Some details on the timeline are not quite precise, and would benefit from linking to a source so that everyone can verify it. For example, HyperClOVA is listed as 204B parameters, but it seems it used 560B parameters (https://aclanthology.org/2021.emnlp-main.274/).
Allow me to contribute:
> Magistral: Magist(rate) + stral? Mag(nificent) + stral? Nobody knows.
That's just French for "masterful" or a way to describe lectures. There's a sense of greatness in that word that contrasts with the Mini in Ministral which is in turn might be a pun on "ménestrel" (minstrel), "ministre" (minister), or made to sound like Minitel (or all of the above).
Neural networks, computer vision, sentiment analysis, all of these and more have provided an unspeakable amount of value over the years.
Models that take visual input seem more focused on identifying what is in the image compared to what a human might perceive is in an image, and most interfaces lack any form of automated feedback mechanism for them to look at what it has made.
In short, I have made some fun things with AI but I still end up doing CSS by hand.
Also I would say add apple/DCLM-7B(not as milestone imo) as it was kind of the first fully open model which was at least somewhat competitive with closed data model.
It's in the timeline though? Or are you saying that one should somehow be highlighted, even though none of the other ones are? Seems it's just chronological order, with no one being more or less visible than others, as far as I can see.
This keeps bothering me, why they need several iterations to arrive at correct solution instead of doing it first time.

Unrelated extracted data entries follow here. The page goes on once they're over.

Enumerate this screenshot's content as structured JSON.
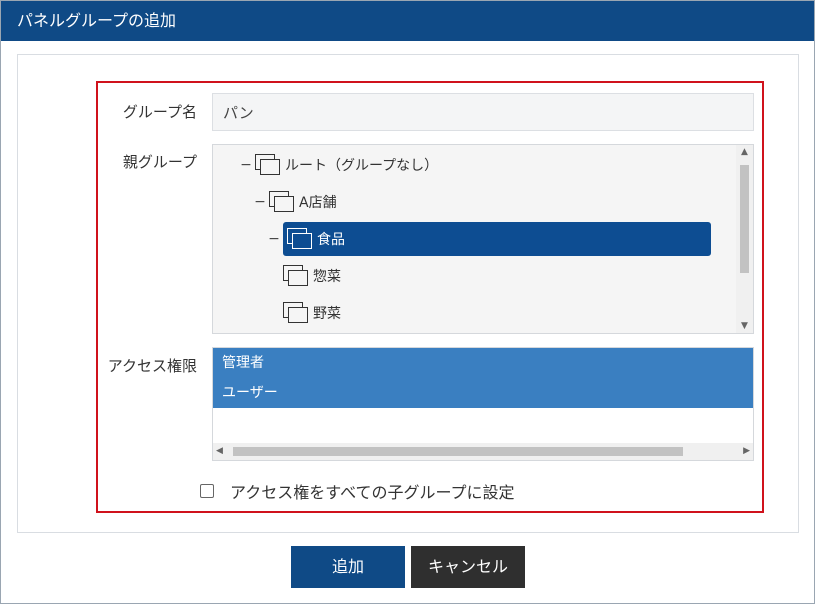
{
  "dialog": {
    "title": "パネルグループの追加"
  },
  "form": {
    "group_name_label": "グループ名",
    "group_name_value": "パン",
    "parent_group_label": "親グループ",
    "access_label": "アクセス権限",
    "apply_all_label": "アクセス権をすべての子グループに設定"
  },
  "tree": {
    "items": [
      {
        "toggle": "−",
        "label": "ルート（グループなし）",
        "level": 0,
        "selected": false
      },
      {
        "toggle": "−",
        "label": "A店舗",
        "level": 1,
        "selected": false
      },
      {
        "toggle": "−",
        "label": "食品",
        "level": 2,
        "selected": true
      },
      {
        "toggle": "",
        "label": "惣菜",
        "level": 3,
        "selected": false
      },
      {
        "toggle": "",
        "label": "野菜",
        "level": 3,
        "selected": false
      }
    ]
  },
  "access": {
    "items": [
      {
        "label": "管理者",
        "selected": true
      },
      {
        "label": "ユーザー",
        "selected": true
      }
    ]
  },
  "buttons": {
    "add": "追加",
    "cancel": "キャンセル"
  },
  "colors": {
    "titlebar": "#0f4a86",
    "selected_tree": "#0d4d92",
    "selected_list": "#3a7fc1",
    "highlight_frame": "#d0121c",
    "cancel_button": "#2f2f2f"
  }
}
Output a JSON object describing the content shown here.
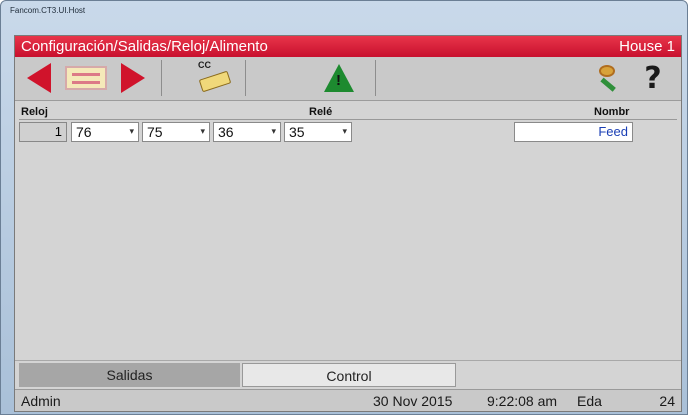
{
  "window": {
    "title": "Fancom.CT3.UI.Host"
  },
  "header": {
    "path": "Configuración/Salidas/Reloj/Alimento",
    "house": "House 1"
  },
  "toolbar": {
    "icons": [
      "arrow-left-icon",
      "list-icon",
      "arrow-right-icon",
      "card-icon",
      "warning-icon",
      "key-icon",
      "help-icon"
    ],
    "cc_label": "CC",
    "help_label": "?",
    "warning_label": "!"
  },
  "grid": {
    "columns": {
      "reloj": "Reloj",
      "rele": "Relé",
      "nombre": "Nombr"
    },
    "rows": [
      {
        "reloj": "1",
        "reles": [
          "76",
          "75",
          "36",
          "35"
        ],
        "nombre": "Feed"
      }
    ]
  },
  "tabs": [
    {
      "label": "Salidas",
      "active": true
    },
    {
      "label": "Control",
      "active": false
    }
  ],
  "status": {
    "user": "Admin",
    "date": "30 Nov 2015",
    "time": "9:22:08 am",
    "eda_label": "Eda",
    "eda_value": "24"
  },
  "colors": {
    "header": "#c8102e",
    "arrow": "#d0132b",
    "warning": "#1d8a2f",
    "name_text": "#1a3fb5"
  }
}
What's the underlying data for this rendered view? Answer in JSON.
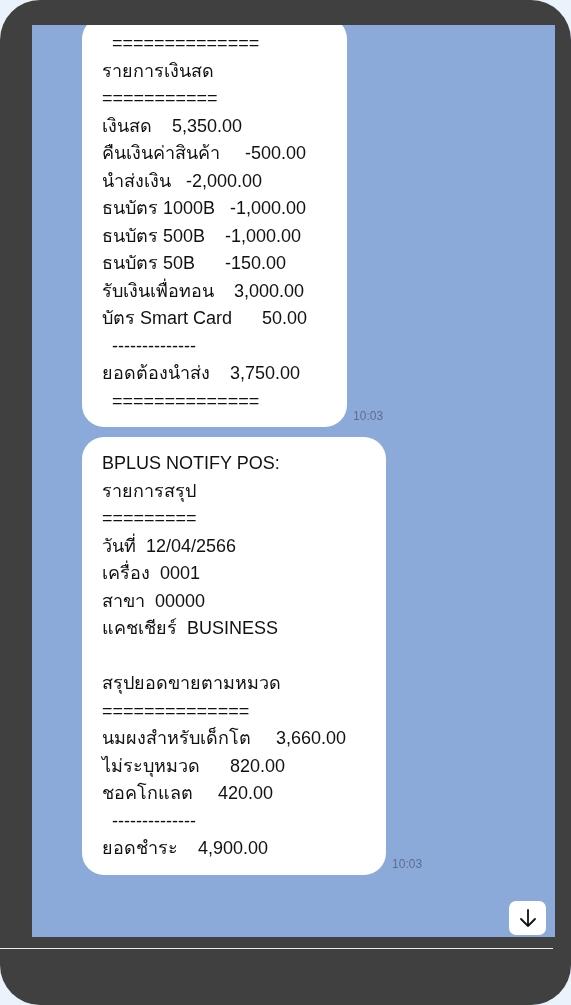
{
  "messages": [
    {
      "text": "  ==============\nรายการเงินสด\n===========\nเงินสด    5,350.00\nคืนเงินค่าสินค้า     -500.00\nนำส่งเงิน   -2,000.00\nธนบัตร 1000B   -1,000.00\nธนบัตร 500B    -1,000.00\nธนบัตร 50B      -150.00\nรับเงินเพื่อทอน    3,000.00\nบัตร Smart Card      50.00\n  --------------\nยอดต้องนำส่ง    3,750.00\n  ==============",
      "time": "10:03"
    },
    {
      "text": "BPLUS NOTIFY POS:\nรายการสรุป\n=========\nวันที่  12/04/2566\nเครื่อง  0001\nสาขา  00000\nแคชเชียร์  BUSINESS\n\nสรุปยอดขายตามหมวด\n==============\nนมผงสำหรับเด็กโต     3,660.00\nไม่ระบุหมวด      820.00\nชอคโกแลต     420.00\n  --------------\nยอดชำระ    4,900.00",
      "time": "10:03"
    }
  ]
}
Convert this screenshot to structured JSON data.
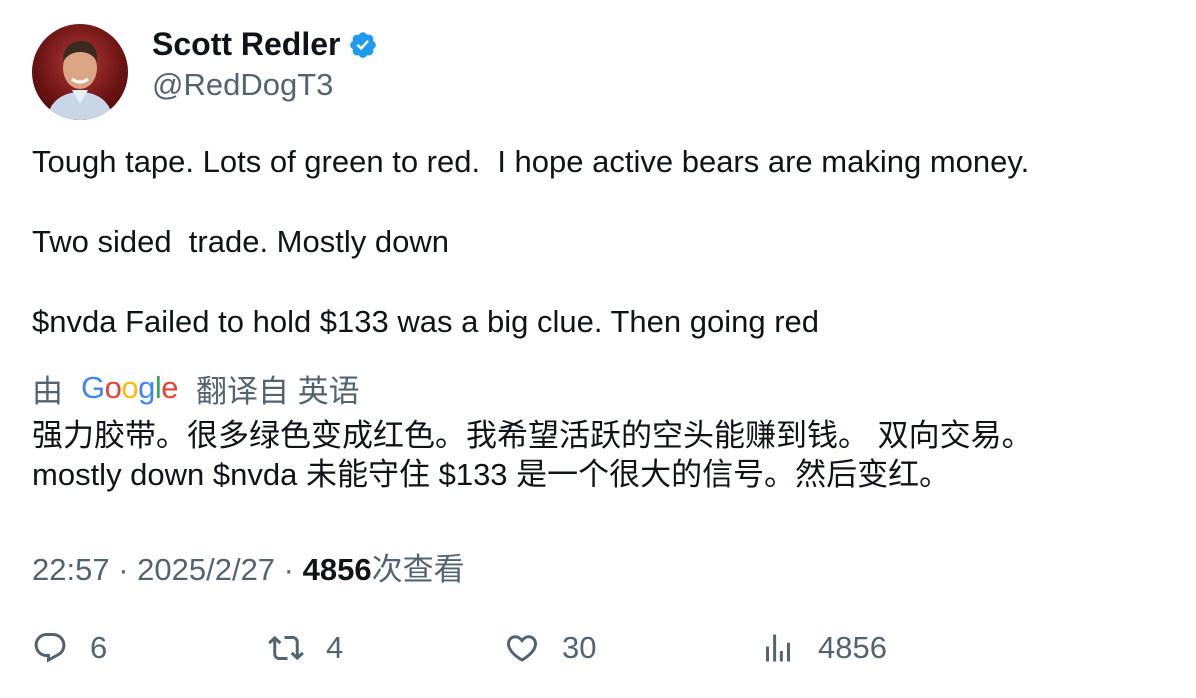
{
  "author": {
    "display_name": "Scott Redler",
    "handle": "@RedDogT3",
    "verified_icon": "verified-badge-icon"
  },
  "tweet": {
    "text": "Tough tape. Lots of green to red.  I hope active bears are making money.\n\nTwo sided  trade. Mostly down\n\n$nvda Failed to hold $133 was a big clue. Then going red"
  },
  "translation": {
    "by_label": "由",
    "provider": "Google",
    "from_label": "翻译自 英语",
    "text_line1": "强力胶带。很多绿色变成红色。我希望活跃的空头能赚到钱。 双向交易。",
    "text_line2": "mostly down $nvda 未能守住 $133 是一个很大的信号。然后变红。"
  },
  "meta": {
    "time": "22:57",
    "separator": " · ",
    "date": "2025/2/27",
    "views_count": "4856",
    "views_label": "次查看"
  },
  "actions": {
    "replies": "6",
    "retweets": "4",
    "likes": "30",
    "views": "4856"
  },
  "colors": {
    "text_primary": "#0f1419",
    "text_secondary": "#536471",
    "verified_blue": "#1d9bf0"
  }
}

The prompts like "repeat solving it until it is correct" don't help.
No, all the models are designed to be "helpful", but different companies see that as different things.
If you're seeing the model deliberately creating errors so you have something to fix, then that sounds like something is fundamentally wrong in your prompt.
Besides that, I'm guessing "repeat solving it until it is correct" is a concise version of your actual prompt, or is that verbatim what you prompt the model? If so, you need to give it more details to actually be able to execute something like that.
I am holding it wrong?
No, all these models are just bad for anything that they weren't RLed for, and decent for things they were. Decent, because people who evaluate them aren't experts.
Are you claiming that the models are RLed to intentionally adding errors to our programs when you use them, or what's the argument you're trying to make here? Otherwise I don't see how it's relevant to how I said.
Not necessarily relevant, but fun, I had the ChatGPT model correct itself mid-response when checking my math work. It started by saying that I was wrong, then it proceeded to solve the problem and at the end it realized that I was correct.
Why not? I can definitively fire of two prompts to the same model and harness, and one include "don't do X" and the other doesn't, and I get what I expect, one didn't try to avoid doing X, and the other did. Is that not your experience using LLMs?
It makes sense if you remember that it just predicts, what should probably be the next piece of text?
Maybe I'm missing some bigger picture you're trying to paint here? I understand (and see) them making "mistakes" all the time, and I guess you could argue it's deliberate in some way, because it's simply how they work and adjusting the prompt and redoing usually solves the problem. But I'm afraid I don't see how it's connected, at least yet.
One thing I regret to say that I learned very late in my children's development was the value of boredom and difficult challenges. However I think I've successfully passed these lessons on to my kids as they raise their own. I have no idea what to say about 'AI' and the rapid reconfiguration of our relationship with the world that's going to happen as a result. All I can tell them is that we're in this together and we'll try to figure it out as we go.
Good luck everybody!
There's a gag in Star Trek 4 where Scotty goes back in time, and tries talk to a computer.
The gag is funny because he is from the future where you talk to computers normally. When the computer doesn't respond, someone hands him the mouse, and he tries use it as a microphone.
I watched that scene with my kids recently (9 and 6).
They didn't get the gag. They thought Scotty was completely reasonable to try and talk to the computer.
It took a while to explain.
Web 2.0 broke this into millions of creators. Generative AI produces everything on-demand, but again there is a small number of (polymorphic) models producing the content.